The 25 Days of Christmas

Saturday, December 14, 2013

Day 14. Tokyo Godfathers


Tokyo Godfathers (2003) is basically Three Men and a Baby, except it's an animated movie from Japan. And the three men are homeless. Also, they're not all men. 

Look, I'm just trying to find a contemporary point of comparison. 

It's probably a lot closer to John Ford's 1948 3 Godfathers, but all of this ignores that, as far as I'm aware, Tokyo Godfathers is the only animated Christmas motion picture about homelessness. Except Hobo With a Shotgun. Which wasn't animated or set at Christmas. 

On Christmas Eve, alcoholic "old man" Gin (he's forty-something), transvestite Hana, and teenage girl Miyuki find an abandoned baby while scavenging through the trash. The three have formed a dysfunctional family of sorts on the city streets, and the baby dredges up feelings in them all, of their own abandonment, or of the wrong turns made, that led them here.

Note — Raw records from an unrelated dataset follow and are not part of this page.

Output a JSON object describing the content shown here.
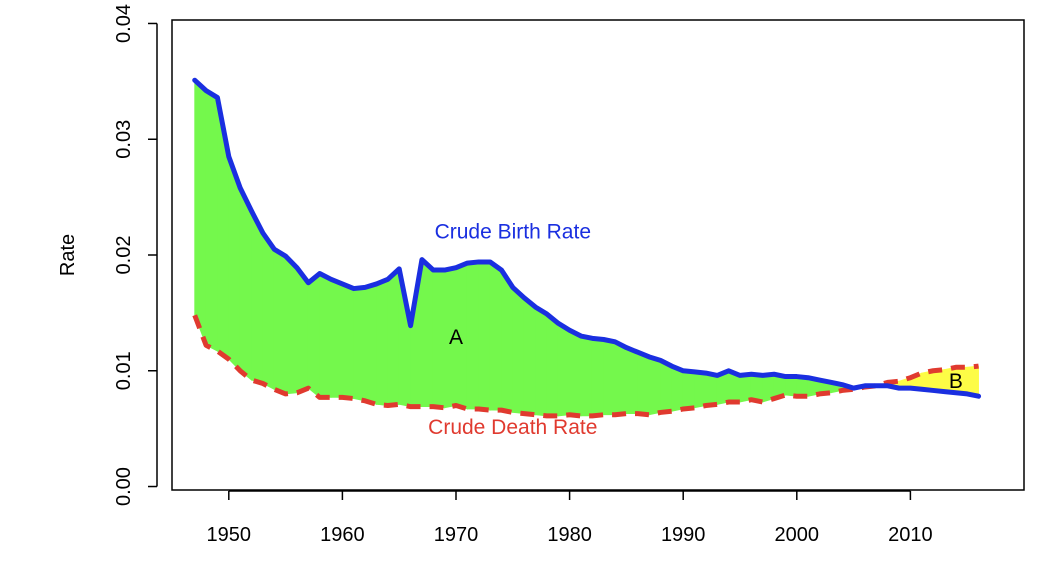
{
  "chart_data": {
    "type": "line",
    "title": "",
    "xlabel": "",
    "ylabel": "Rate",
    "xlim": [
      1945,
      2020
    ],
    "ylim": [
      -0.0003,
      0.0403
    ],
    "x_ticks": [
      "1950",
      "1960",
      "1970",
      "1980",
      "1990",
      "2000",
      "2010"
    ],
    "y_ticks": [
      "0.00",
      "0.01",
      "0.02",
      "0.03",
      "0.04"
    ],
    "x": [
      1947,
      1948,
      1949,
      1950,
      1951,
      1952,
      1953,
      1954,
      1955,
      1956,
      1957,
      1958,
      1959,
      1960,
      1961,
      1962,
      1963,
      1964,
      1965,
      1966,
      1967,
      1968,
      1969,
      1970,
      1971,
      1972,
      1973,
      1974,
      1975,
      1976,
      1977,
      1978,
      1979,
      1980,
      1981,
      1982,
      1983,
      1984,
      1985,
      1986,
      1987,
      1988,
      1989,
      1990,
      1991,
      1992,
      1993,
      1994,
      1995,
      1996,
      1997,
      1998,
      1999,
      2000,
      2001,
      2002,
      2003,
      2004,
      2005,
      2006,
      2007,
      2008,
      2009,
      2010,
      2011,
      2012,
      2013,
      2014,
      2015,
      2016
    ],
    "series": [
      {
        "name": "Crude Birth Rate",
        "color": "#1a2fe0",
        "style": "solid",
        "values": [
          0.0351,
          0.0342,
          0.0336,
          0.0285,
          0.0258,
          0.0238,
          0.0219,
          0.0205,
          0.0199,
          0.0189,
          0.0176,
          0.0184,
          0.0179,
          0.0175,
          0.0171,
          0.0172,
          0.0175,
          0.0179,
          0.0188,
          0.0139,
          0.0196,
          0.0187,
          0.0187,
          0.0189,
          0.0193,
          0.0194,
          0.0194,
          0.0187,
          0.0172,
          0.0163,
          0.0155,
          0.0149,
          0.0141,
          0.0135,
          0.013,
          0.0128,
          0.0127,
          0.0125,
          0.012,
          0.0116,
          0.0112,
          0.0109,
          0.0104,
          0.01,
          0.0099,
          0.0098,
          0.0096,
          0.01,
          0.0096,
          0.0097,
          0.0096,
          0.0097,
          0.0095,
          0.0095,
          0.0094,
          0.0092,
          0.009,
          0.0088,
          0.0085,
          0.0087,
          0.0087,
          0.0087,
          0.0085,
          0.0085,
          0.0084,
          0.0083,
          0.0082,
          0.0081,
          0.008,
          0.0078
        ]
      },
      {
        "name": "Crude Death Rate",
        "color": "#e03a2f",
        "style": "dashed",
        "values": [
          0.0148,
          0.0122,
          0.0117,
          0.011,
          0.01,
          0.0092,
          0.0089,
          0.0084,
          0.008,
          0.0081,
          0.0085,
          0.0077,
          0.0077,
          0.0077,
          0.0076,
          0.0074,
          0.0071,
          0.007,
          0.0071,
          0.0069,
          0.0069,
          0.0069,
          0.0068,
          0.007,
          0.0067,
          0.0067,
          0.0066,
          0.0066,
          0.0064,
          0.0063,
          0.0062,
          0.0061,
          0.0061,
          0.0062,
          0.0061,
          0.0061,
          0.0062,
          0.0062,
          0.0063,
          0.0063,
          0.0062,
          0.0064,
          0.0065,
          0.0067,
          0.0068,
          0.007,
          0.0071,
          0.0073,
          0.0073,
          0.0075,
          0.0073,
          0.0076,
          0.0079,
          0.0078,
          0.0078,
          0.008,
          0.0081,
          0.0083,
          0.0084,
          0.0086,
          0.0087,
          0.009,
          0.0091,
          0.0094,
          0.0098,
          0.01,
          0.0101,
          0.0103,
          0.0103,
          0.0104
        ]
      }
    ],
    "fills": [
      {
        "name": "A",
        "color": "#74f84c",
        "description": "birth rate above death rate"
      },
      {
        "name": "B",
        "color": "#fdfc46",
        "description": "death rate above birth rate"
      }
    ],
    "annotations": [
      {
        "text": "Crude Birth Rate",
        "x": 1975,
        "y": 0.0219,
        "color": "#1a2fe0"
      },
      {
        "text": "Crude Death Rate",
        "x": 1975,
        "y": 0.005,
        "color": "#e03a2f"
      },
      {
        "text": "A",
        "x": 1970,
        "y": 0.0128,
        "color": "#000000"
      },
      {
        "text": "B",
        "x": 2014,
        "y": 0.009,
        "color": "#000000"
      }
    ],
    "grid": false
  }
}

Tokyo Godfathers becomes an allegorical quest of sorts, where the Three Wise Men bear the gift of baby Jesus himself as a good luck omen on the trek to finding its parents. The movie is most successful in capturing nighttime Tokyo distinctively from its usual portrayal as a multi-million dollar electrical bill neon metropolis. This trio live in dimly lit back alleys behind brown and concrete slabs. It's another Christmas movie where festive cheer seems always just out of the characters' reach, and they find, in themselves, in each other, and the infant, a reason to continue.


The movie seems so good as a concept that it's frustrating how it never fully coheres. The tone is frequently loud and screechy, when it demands to be somber and poignant. The comedy is broad and easy, when it could be dry and truthful. Directors Satoshi Kon (Perfect Blue, Millennium Actress) and Shogo Furuya work in some nice moments throughout, particularly in dealing with the pain and confrontation of the trio's past, but it's lazy how the story's progression is forced through a series of Christmas miracles. 

Tokyo Godfathers and The Meaning of Christmas

The major holiday standard in this film is Beethoven's "Ode to Joy," which is used in Die Hard. Tokyo Godfathers occasionally becomes an action movie, because it suffers an identity crisis. In its heart, it's about family. Everyone needs one, at least of some type.